While there are divergent ideas and suggestions, the general theme of this conversation is that (a) seminaries have not done enough to provide the practical training necessary for effective ministry leadership and (b) seminaries should change to meet the shifting needs of the 21st century church.
I certainly believe that good seminaries must be innovative and flexible, with a grasp on the pulse of the church, but I struggle with the idea that the problem lies with seminaries, and suggest that both the problem and solution actually exists within the local church congregation.
The real questions center not on the actual teaching of theology, but on the teaching and training of practical skills needed to effectively lead and minister in today’s world. This is a task that churches have outsourced to seminaries, sending those “called to ministry” off to seminary with the expectation that in three years, a seasoned and skilled pastor will emerge. But it’s impractical to expect seminaries to be solely (or even mostly) responsible for the practical training pastors and leaders need to serve effectively in the church.
For those who are adamant that seminaries provide practical training to prepare pastors for ministry, I wonder whose ministry and which practices should they be trained for? A suburban megachurch? A house church? An international expression of church? A multiethnic urban church? A hipster church plant? A liturgically-driven denominational church? An aging rural congregation?
There are, of course, some general principles that are practical and true across the spectrum of churches, but general principles shouldn’t require an expensive three-year graduate degree to learn. It doesn’t make sense for the practical, on-the-ground training needed in a specific kind of church to take place anywhere but that specific kind of church. Watering down the teaching of those specific skills so they can be applicable to a broad array of churches can’t be the best answer unless our goal is watered-down pastors.
Churches taking responsibility for training and raising up leaders with the practical skills needed to minister effectively doesn’t let seminaries off the hook. I choose to go to seminary because I wanted to learn theology in a classroom with a professor – a kind of learning that couldn’t happen in the church I was serving at, but a kind of learning I decided, with counsel from my church, would be beneficial to my pastoral calling.
Even if it isn’t always immensely and directly practical, studying the history of the church, the development of theology, and the conjugation of ancient languages can be grounding, humbling, and patience-building exercises in discipleship that lead to healthier pastors and healthier churches.
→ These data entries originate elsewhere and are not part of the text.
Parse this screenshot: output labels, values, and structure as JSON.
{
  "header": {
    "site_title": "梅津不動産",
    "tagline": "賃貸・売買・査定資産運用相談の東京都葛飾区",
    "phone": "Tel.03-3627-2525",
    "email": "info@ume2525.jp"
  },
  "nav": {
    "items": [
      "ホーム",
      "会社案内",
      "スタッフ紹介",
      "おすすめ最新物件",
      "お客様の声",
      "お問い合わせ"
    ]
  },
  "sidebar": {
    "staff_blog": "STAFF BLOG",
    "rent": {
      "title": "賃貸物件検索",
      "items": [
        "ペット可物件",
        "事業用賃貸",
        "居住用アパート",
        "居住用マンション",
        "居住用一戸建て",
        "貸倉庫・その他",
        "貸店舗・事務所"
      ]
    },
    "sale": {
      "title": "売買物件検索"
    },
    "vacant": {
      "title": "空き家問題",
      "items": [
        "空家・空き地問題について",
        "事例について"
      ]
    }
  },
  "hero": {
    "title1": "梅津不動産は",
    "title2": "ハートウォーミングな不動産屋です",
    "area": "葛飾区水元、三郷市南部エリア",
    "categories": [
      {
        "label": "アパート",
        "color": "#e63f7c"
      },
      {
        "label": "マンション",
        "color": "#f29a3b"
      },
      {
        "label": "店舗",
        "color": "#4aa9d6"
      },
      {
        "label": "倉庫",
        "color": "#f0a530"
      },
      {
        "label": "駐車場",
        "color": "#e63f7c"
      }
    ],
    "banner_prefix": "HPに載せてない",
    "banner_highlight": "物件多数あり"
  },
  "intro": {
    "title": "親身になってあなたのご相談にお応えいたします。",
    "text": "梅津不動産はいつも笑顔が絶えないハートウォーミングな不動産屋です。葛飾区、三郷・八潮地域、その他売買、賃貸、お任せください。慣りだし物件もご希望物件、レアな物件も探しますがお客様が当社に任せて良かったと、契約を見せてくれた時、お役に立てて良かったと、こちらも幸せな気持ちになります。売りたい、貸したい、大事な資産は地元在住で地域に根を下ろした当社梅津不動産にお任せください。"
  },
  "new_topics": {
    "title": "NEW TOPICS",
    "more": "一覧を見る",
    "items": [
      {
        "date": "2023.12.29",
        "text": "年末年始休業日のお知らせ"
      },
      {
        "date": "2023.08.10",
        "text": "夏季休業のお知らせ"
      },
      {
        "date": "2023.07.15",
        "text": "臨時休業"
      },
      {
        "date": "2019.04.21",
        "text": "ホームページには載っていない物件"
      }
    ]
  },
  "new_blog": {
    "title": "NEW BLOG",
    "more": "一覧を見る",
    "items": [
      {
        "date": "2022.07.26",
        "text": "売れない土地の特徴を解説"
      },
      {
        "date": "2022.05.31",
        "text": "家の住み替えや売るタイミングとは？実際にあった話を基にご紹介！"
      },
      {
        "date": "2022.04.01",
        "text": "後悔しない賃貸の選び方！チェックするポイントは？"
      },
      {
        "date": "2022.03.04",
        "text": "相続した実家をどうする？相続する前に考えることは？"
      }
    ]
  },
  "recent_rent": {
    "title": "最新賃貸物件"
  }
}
Seminaries who care about training pastors need to do everything they can to offer the best theological education geared towards the formation of pastors and for the benefit of the church.
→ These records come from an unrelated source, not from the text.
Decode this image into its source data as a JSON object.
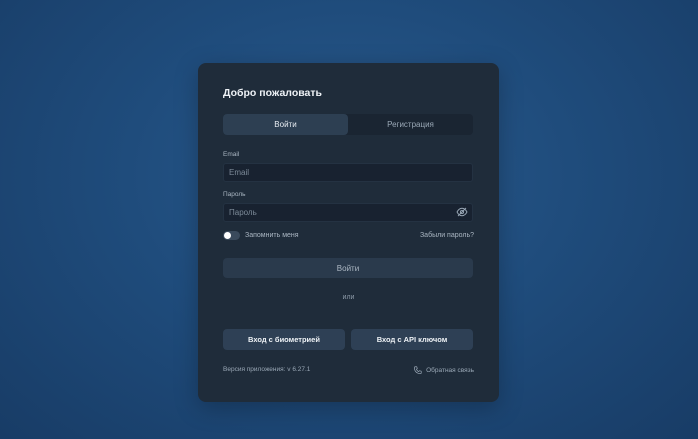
{
  "login": {
    "title": "Добро пожаловать",
    "tabs": [
      {
        "label": "Войти",
        "active": true
      },
      {
        "label": "Регистрация",
        "active": false
      }
    ],
    "email": {
      "label": "Email",
      "placeholder": "Email",
      "value": ""
    },
    "password": {
      "label": "Пароль",
      "placeholder": "Пароль",
      "value": "",
      "icon": "eye-off-icon"
    },
    "remember": {
      "label": "Запомнить меня",
      "checked": false
    },
    "forgot_label": "Забыли пароль?",
    "submit_label": "Войти",
    "divider_label": "или",
    "biometric_label": "Вход с биометрией",
    "api_key_label": "Вход с API ключом",
    "version_text": "Версия приложения: v 6.27.1",
    "feedback": {
      "label": "Обратная связь",
      "icon": "phone-icon"
    }
  },
  "colors": {
    "background": "#1f4c7c",
    "card": "#1f2c3a",
    "accent_button": "#2e4055"
  }
}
Rethinking theological education is terribly important and it’s critical that churches – not just seminaries – be willing to take their share of responsibility for the formation of the next generation of leaders and pastors. It’s my hope that through this conversation churches step up to the plate, recognizing that the formation of pastors is too great a task, and one too integral to the mission of the church, to ignore or outsource to other organizations and institutions.